Hans-Willem Snoeck, MD, PhD
Director, Center for Stem Cell Therapies
Professor of Medicine in Microbiology & Immunology
Division of Pulmonary, Allergy & Critical Care Medicine
Department of Microbiology & Immunology, Columbia Center for Translational Immunology

Research Interests:
Hematopoietic stem cell biology, mechanisms regulating stem cell renewal, directed differentiation, generation of lung tissue from human pluripotent stem cells, modeling of lung organoids.

Snoeck Research: Microbiology & Immunology Faculty Profile
Snoeck Laboratory: http://www.snoecklabstemcells.org/

Kelley Yan, MD, PhD
Dorothy L. & Daniel H. Silberberg Assistant Professor, Columbia Center for Human Development and Genetics & Development, Division of Digestive & Liver Diseases

Research Interests:
Our lab investigates the normal physiology of the intestinal epithelium and how it is replenished by intestinal stem cells (ISCs). We have described distinct cell types that normally do not serve as ISCs but can be recruited to regenerate tissue in the setting of injury. We have also shown how extrinsic signals from the stem cell niche regulate the behavior of ISCs during young and health. As a physician-scientist, I aim to understand how these biological processes are perturbed during age and disease with the ultimate goal to develop therapies for treatment of human disease. We use a multi-disciplinary approach that combines single-cell genomics, mouse genetics and organoid platforms.

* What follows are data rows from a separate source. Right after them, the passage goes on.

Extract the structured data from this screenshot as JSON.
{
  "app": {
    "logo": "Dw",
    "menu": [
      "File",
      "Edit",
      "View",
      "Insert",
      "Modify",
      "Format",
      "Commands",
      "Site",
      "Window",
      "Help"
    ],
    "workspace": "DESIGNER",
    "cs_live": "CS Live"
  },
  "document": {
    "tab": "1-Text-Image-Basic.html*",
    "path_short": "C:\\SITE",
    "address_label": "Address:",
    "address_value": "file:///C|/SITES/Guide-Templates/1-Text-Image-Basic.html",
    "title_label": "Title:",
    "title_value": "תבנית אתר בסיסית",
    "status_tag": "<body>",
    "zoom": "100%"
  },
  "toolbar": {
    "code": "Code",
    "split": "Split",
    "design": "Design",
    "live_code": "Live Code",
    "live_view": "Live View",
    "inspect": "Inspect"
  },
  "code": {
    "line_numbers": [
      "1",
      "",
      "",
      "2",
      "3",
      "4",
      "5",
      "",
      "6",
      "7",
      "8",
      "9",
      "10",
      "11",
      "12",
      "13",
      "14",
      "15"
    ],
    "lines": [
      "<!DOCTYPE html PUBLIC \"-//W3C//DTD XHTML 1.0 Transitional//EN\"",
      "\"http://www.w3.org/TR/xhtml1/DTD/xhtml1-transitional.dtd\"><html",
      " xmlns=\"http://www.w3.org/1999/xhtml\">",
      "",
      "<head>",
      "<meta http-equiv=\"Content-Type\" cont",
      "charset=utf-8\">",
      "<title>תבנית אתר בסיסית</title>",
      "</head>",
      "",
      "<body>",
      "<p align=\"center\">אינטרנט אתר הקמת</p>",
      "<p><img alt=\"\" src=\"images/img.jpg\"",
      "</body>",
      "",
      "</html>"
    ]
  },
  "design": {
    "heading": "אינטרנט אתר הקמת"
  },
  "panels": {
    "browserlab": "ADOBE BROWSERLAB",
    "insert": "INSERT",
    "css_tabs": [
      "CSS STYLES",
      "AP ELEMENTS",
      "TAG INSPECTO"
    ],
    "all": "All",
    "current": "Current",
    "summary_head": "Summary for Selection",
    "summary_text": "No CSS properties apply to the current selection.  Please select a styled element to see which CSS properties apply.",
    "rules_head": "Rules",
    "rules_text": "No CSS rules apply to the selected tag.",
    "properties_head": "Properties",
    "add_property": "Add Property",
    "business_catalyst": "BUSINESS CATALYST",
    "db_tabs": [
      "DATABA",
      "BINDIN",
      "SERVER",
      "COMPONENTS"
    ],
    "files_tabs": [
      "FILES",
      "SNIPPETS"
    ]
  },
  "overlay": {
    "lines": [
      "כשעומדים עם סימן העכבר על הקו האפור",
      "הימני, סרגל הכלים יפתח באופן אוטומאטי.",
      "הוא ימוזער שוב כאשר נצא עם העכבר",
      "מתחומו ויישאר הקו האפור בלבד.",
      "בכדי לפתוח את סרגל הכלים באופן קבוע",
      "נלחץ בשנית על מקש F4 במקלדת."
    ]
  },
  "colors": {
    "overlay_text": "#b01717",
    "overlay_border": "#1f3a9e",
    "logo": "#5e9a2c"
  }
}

1. Signals that recruit the normally dormant cell populations within the intestinal epithelium to elicit injury-induced tissue repair.  We aim to understand and enhance tissue repair, not only of the intestine but other tissues more broadly.

2. Effects of aging of the intestinal epithelium, specifically of ISCs and their niche.  We are using an unbiased approach toward understanding how stem cell compartments age and lead to tissue dysfunction.  Our goal is to identify the key drivers of aging in ISCs and to enable their therapeutic manipulation to slow, halt or reverse aging.

3. To understand and manipulate the development of intestinal enteroendocrine cells, which are poorly understood and understudied but nonetheless harbor vast therapeutic potential to treat human metabolic diseases like diabetes and obesity.

Yan Research: Yan Laboratory

Jianlong Wang, PhD
Professor, Department of Medicine at Columbia University Irving Medical Center, Columbia Center for Human Development

Research Interests:
Molecular control of stem cell potency underlying embryonic stem cell (ESC) pluripotency, somatic cell reprogramming and totipotency-to-pluripotency transition during early development.

Wang Research: Wang Laboratory

Xiao Zhao, MD
Assistant Professor of Medicine, Division of Digestive & Liver Diseases

Research Interests:
Cellular heterogeneity and the pathogenesis of human liver disease. Developmental pathways of cholangiocytes and associated disease phenotypes with a focus on elucidating the molecular mechanisms of biliary atresia (BA), a neonatal cholangiopathy.